I left Amiens early on the following morning, intending to reach Clermont in good time.
The roads now became very indifferent, but the scenery was much improved. I could not but compare the prospect of a French road with one of the great roads of England. It is impossible to travel a mile on an English road without meeting or overtaking every species of vehicle. The imagination of a traveller, if as susceptible as a traveller's imagination should be, has thus a constant food for its exercise; it accompanies these several groups to their home or destination, and calls before its view the busy market, the quiet village, the blazing hearth, the returning husband, and the welcoming wife. No man is fit for a traveller who cannot while away his time in such creations of his fancy. I pity the traveller from my heart, who in a barren or uniform road, has no other occupation but to count the mile-stones, and find every mile as long as the three preceding. Let such men become drivers to stage-coaches, but let them not degrade the name of travellers by assuming it to themselves.
On a French road, there is more necessity than objects for this exercise of the imagination. A French road is like a garden in the old French style. It is seldom either more or less than a straight line ruled from one end of the kingdom to the other. There are no angles, no curvatures, no hedges; one league is the exact counterpart of another; instead of hedges, are railings, and which are generally in a condition to give the country not only a naked, but even a slovenly, ruinous appearance. Imagine a road made over an heath, and each side of it fenced off by a railing of old hurdles, and you will have no imperfect idea of a French great road. Within a mile, indeed, of the neighbourhood of a principal town, the prospect usually varies and improves. The road is then planted on each side, and becomes a beautiful avenue through lofty and shady trees. This description, however, will only apply to the great roads. Some of the cross and country roads, as I shall hereafter have occasion to mention, not only equal, but greatly exceed, even the English roads, in natural beauty and scenery.

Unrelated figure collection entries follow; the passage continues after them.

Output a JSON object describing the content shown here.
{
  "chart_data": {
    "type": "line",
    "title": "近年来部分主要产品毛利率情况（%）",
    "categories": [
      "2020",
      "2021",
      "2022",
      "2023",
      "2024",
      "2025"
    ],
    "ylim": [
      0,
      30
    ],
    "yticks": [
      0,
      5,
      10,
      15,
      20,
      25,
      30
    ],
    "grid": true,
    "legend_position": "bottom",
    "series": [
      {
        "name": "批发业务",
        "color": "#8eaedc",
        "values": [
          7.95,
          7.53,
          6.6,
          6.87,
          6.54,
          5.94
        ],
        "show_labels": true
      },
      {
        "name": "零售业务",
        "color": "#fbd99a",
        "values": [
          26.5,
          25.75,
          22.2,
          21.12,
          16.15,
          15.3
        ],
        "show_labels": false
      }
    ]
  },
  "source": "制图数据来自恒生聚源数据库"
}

In the course of the road between Amiens and Clermont, I had again too frequent opportunity to remark the slovenly management of the French farmers, as compared with those of England, and even with those of America. In America, the farmers are not without a very sufficient excuse. The scarcity of hands, the impossibility of procuring labourers at any price, compel an American farmer to get in his harvest as he can, to collect the crop of one field hastily, and then fly to another. In France there is no such excuse, and therefore there should be no such slovenly waste. Yet in some of the hay-fields which I passed, at least one-fifth of the crop was lying scattered on the roads and in the fields. The excuse was, that the cattle would eat it, and that they might as well have it one way as another. It would be folly to say any thing as to such an argument; yet in these very fields the labour was so plentiful and minute, that the greater part of the crop was carried from the fields on the shoulders of the labourers, men, women, and boys. It is difficult to reconcile such inconsistencies.

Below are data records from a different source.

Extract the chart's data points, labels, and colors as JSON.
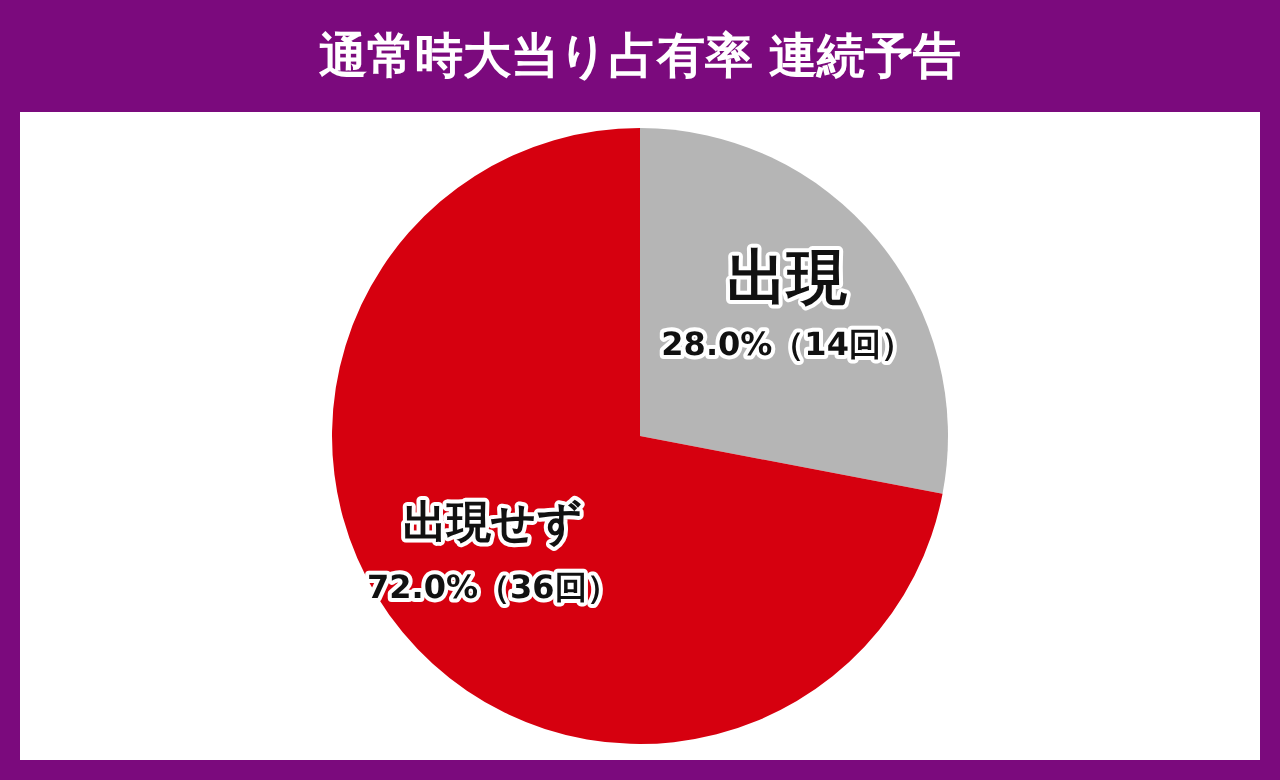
{
  "chart_data": {
    "type": "pie",
    "title": "通常時大当り占有率 連続予告",
    "categories": [
      "出現",
      "出現せず"
    ],
    "values": [
      28.0,
      72.0
    ],
    "colors": [
      "#b5b5b5",
      "#d6000f"
    ],
    "value_labels": [
      "28.0%（14回）",
      "72.0%（36回）"
    ],
    "legend": false
  }
}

In such of the fields as I saw carts, the most severe labour seemed to be allotted to the share of the women. They were the pitchers, and performed this labour with a very heavy, and as it appeared to me, a very awkward fork. Whilst the women were performing this task, two or three fellows, raw-boned, and nearly six feet high, were either very leisurely raking, or perhaps laying at their full length under the new-made stacks. In other fields I saw more pleasing groups. At the sound of a horn like the English harvest horn, the pitchers, the loaders, and every labourer on the spot, left their work, and collected around some tree or hay-cock, to receive their noon refreshment. The indispensable fiddle was never wanting. Even the horses, loosened from the carts, and suffered to feed at liberty, seemed to partake in the general merriment, and looked with erect ears at the fiddler and his dancing group. When, the hour allotted to this relaxation expired, the labourers were again called to the several duties by the summons of the same horn, which was now sounded from the top of the loaded cart, as it had before been sounded under the tree or hay-cock. I had forgotten to mention, that the tree or hay-cock, the appointed place of refreshment, was distinguished by pennants of different coloured ribbons attached to a stick as a flag-staff, and which waving in the wind, under a beautiful midsummer sky, had an effect peculiarly pleasing. As I saw the same spectacle in several fields, I believe it to be national.